Finalmente, há um grupo de novas terapias designadas como "alternativas", "paralelas" ou "complementares" à biomedicina, introduzidas nos últimos vinte anos na cultura urbana dos países industrializados.

Geralmente, tratam-se de terapias derivadas de sistemas médicos complexos tradicionais que têm a sua própria racionalidade, como a medicina tradicional chinesa, a medicina ayurvédica ou ainda a homeopatia. Estas "medicinas alternativas" têm tido actualmente um grande crescimento, em termos de consumo, na sociedade contemporânea. São também aquelas que têm mais oportunidade, pela sua "tradutibilidade terapêutica", em termos de medicina ocidental, de se legitimarem frente à ciência e às instituições de saúde. São elas que têm sido o objecto do projecto "Racionalidades Médicas".

Além de incluir as grandes medicinas tradicionais do Oriente, como a medicina tradicional chinesa e a ayurvédica, geralmente reinterpretadas e reapropriadas culturalmente de acordo com os padrões ocidentais, incluem também reinterpretações da homeopatia e da fitoterapia populares, vistas como formas mais "naturais" de tratar as doenças, sem o "perigo" da iatrogenia da medicina convencional.
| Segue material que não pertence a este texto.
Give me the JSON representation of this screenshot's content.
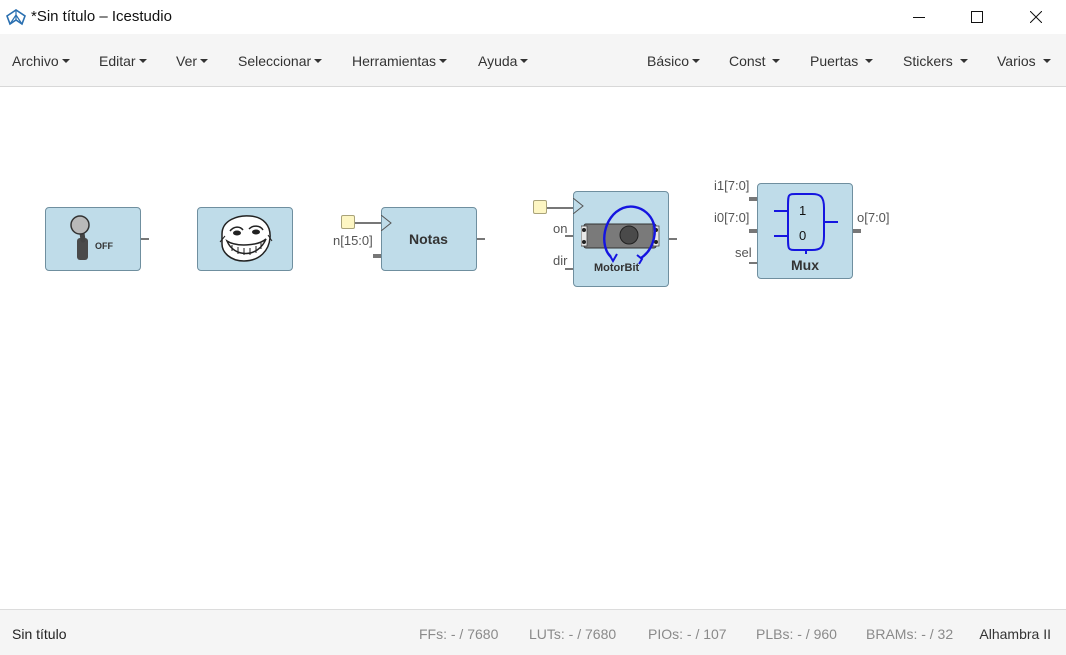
{
  "window": {
    "title": "*Sin título – Icestudio"
  },
  "menu_left": [
    "Archivo",
    "Editar",
    "Ver",
    "Seleccionar",
    "Herramientas",
    "Ayuda"
  ],
  "menu_right": [
    "Básico",
    "Const",
    "Puertas",
    "Stickers",
    "Varios"
  ],
  "blocks": {
    "switch": {
      "label": "OFF",
      "icon": "toggle-switch-icon"
    },
    "troll": {
      "icon": "troll-face-icon"
    },
    "notas": {
      "title": "Notas",
      "input": "n[15:0]"
    },
    "motorbit": {
      "title": "MotorBit",
      "inputs": [
        "on",
        "dir"
      ],
      "icon": "servo-motor-icon"
    },
    "mux": {
      "title": "Mux",
      "inputs": [
        "i1[7:0]",
        "i0[7:0]",
        "sel"
      ],
      "output": "o[7:0]",
      "symbol_labels": [
        "1",
        "0"
      ]
    }
  },
  "status": {
    "file": "Sin título",
    "ffs": "FFs:  - / 7680",
    "luts": "LUTs:  - / 7680",
    "pios": "PIOs:  - / 107",
    "plbs": "PLBs:  - / 960",
    "brams": "BRAMs:  - / 32",
    "board": "Alhambra II"
  },
  "colors": {
    "block_fill": "#bfdce9",
    "block_border": "#6f8f9f",
    "port_fill": "#fdf6c3",
    "motor_arrow": "#1515e0"
  }
}
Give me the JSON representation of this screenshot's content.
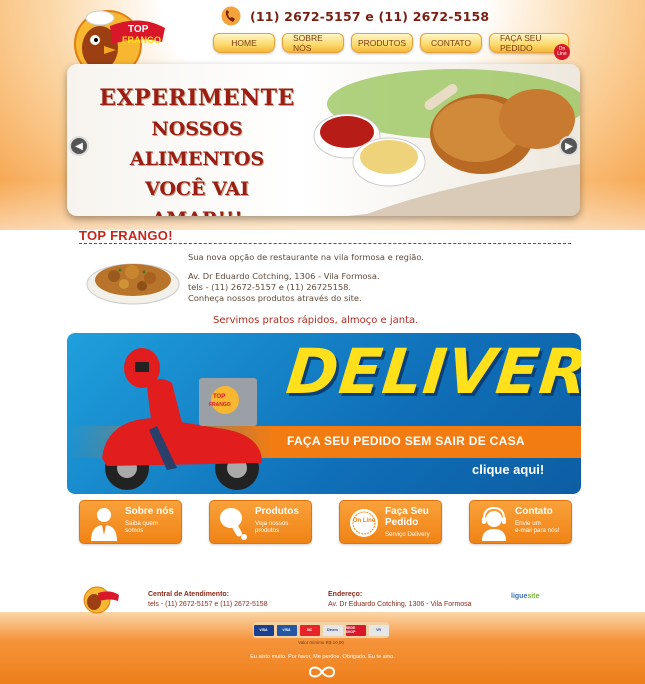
{
  "header": {
    "logo_alt": "TOP FRANGO",
    "phone": "(11) 2672-5157 e (11) 2672-5158",
    "nav": [
      "HOME",
      "SOBRE NÓS",
      "PRODUTOS",
      "CONTATO",
      "FAÇA SEU PEDIDO"
    ],
    "online_badge": "On Line"
  },
  "slider": {
    "line1": "EXPERIMENTE",
    "line2": "NOSSOS ALIMENTOS",
    "line3": "VOCÊ VAI AMAR!!!",
    "prev_icon": "arrow-left-icon",
    "next_icon": "arrow-right-icon"
  },
  "intro": {
    "title": "TOP FRANGO!",
    "tagline": "Sua nova opção de restaurante na vila formosa e região.",
    "address": "Av. Dr Eduardo Cotching, 1306 - Vila Formosa.",
    "phones": "tels - (11) 2672-5157 e (11) 26725158.",
    "products": "Conheça nossos produtos através do site.",
    "served": "Servimos pratos rápidos, almoço e janta."
  },
  "delivery": {
    "title": "DELIVERY",
    "subtitle": "FAÇA SEU PEDIDO SEM SAIR DE CASA",
    "cta": "clique aqui!",
    "box_logo": "TOP FRANGO"
  },
  "cards": [
    {
      "title": "Sobre nós",
      "title2": "",
      "sub1": "Saiba quem",
      "sub2": "somos",
      "icon": "person-icon"
    },
    {
      "title": "Produtos",
      "title2": "",
      "sub1": "Veja nossos",
      "sub2": "produtos",
      "icon": "chicken-leg-icon"
    },
    {
      "title": "Faça Seu",
      "title2": "Pedido",
      "sub1": "Serviço Delivery",
      "sub2": "",
      "icon": "online-seal-icon",
      "seal": "On Line"
    },
    {
      "title": "Contato",
      "title2": "",
      "sub1": "Envie um",
      "sub2": "e-mail para nós!",
      "icon": "headset-icon"
    }
  ],
  "footer": {
    "central_label": "Central de Atendimento:",
    "central_value": "tels - (11) 2672-5157 e (11) 2672-5158",
    "address_label": "Endereço:",
    "address_value": "Av. Dr Eduardo Cotching, 1306 - Vila Formosa",
    "agency_a": "ligue",
    "agency_b": "site",
    "payments": [
      "VISA",
      "VISA",
      "MC",
      "Diners",
      "REDE SHOP",
      "VR"
    ],
    "min_value": "Valor mínimo R$ 10,00",
    "motto": "Eu sinto muito. Por favor, Me perdoe. Obrigado. Eu te amo."
  }
}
Actualmente, este grupo de "medicinas alternativas" é cada vez mais procurado por toda a gente, tendo-se difundido das mais civilizadas e cultas para as menos educadas formalmente.

Os três grupos de medicinas alternativas descritos acima têm actuado em interacção, competição ou complementação no meio cultural actual, que apresenta forte tendência ao sincretismo terapêutico, tanto do lado do doente, como do lado do terapeuta. Tendem, também, a um certo sincretismo institucional nos serviços de saúde, ditando a medicina ocidental científica a "função terapêutica" das medicinas ditas alternativas. Sob esta óptica, os sistemas médicos complexos tradicionais, que têm a sua racionalidade específica, tendem a ser "decompostos" em alguns dos seus elementos diagnósticos ou, sobretudo, terapêuticos, e a serem utilizados pelos doentes de acordo com um certo "bom senso" classificatório das suas demandas de cuidados e de tratamento de doenças.

Neste caso, não se leva em consideração a racionalidade própria destes sistemas, cujo paradigma é teoricamente centrado na terapêutica, empiricamente baseado na observação sistemática de doentes únicos, e terapeuticamente orientado para a escuta dos doentes, no sentido de estabelecer o seu diagnóstico, em geral considerado um processo individual de adoecimento ligado a padrões específicos classificáveis de desarmonia.

A questão que se coloca, em termos socioantropológicos e mesmo filosóficos, face a essas "medicinas alternativas", é a seguinte:

em que poderiam estas medicinas, muitas vezes milenares, inovar, ou tornar-se, face à nossa em constante evolução tecnológica, um "novo modelo", ou trazer para a saúde das populações, neste início de século e milénio, um "novo paradigma"? Poderiam efectivamente contribuir para superar, seja na diagnose, seja na terapêutica, uma medicina em revolução científica permanente? Em caso afirmativo, como e onde?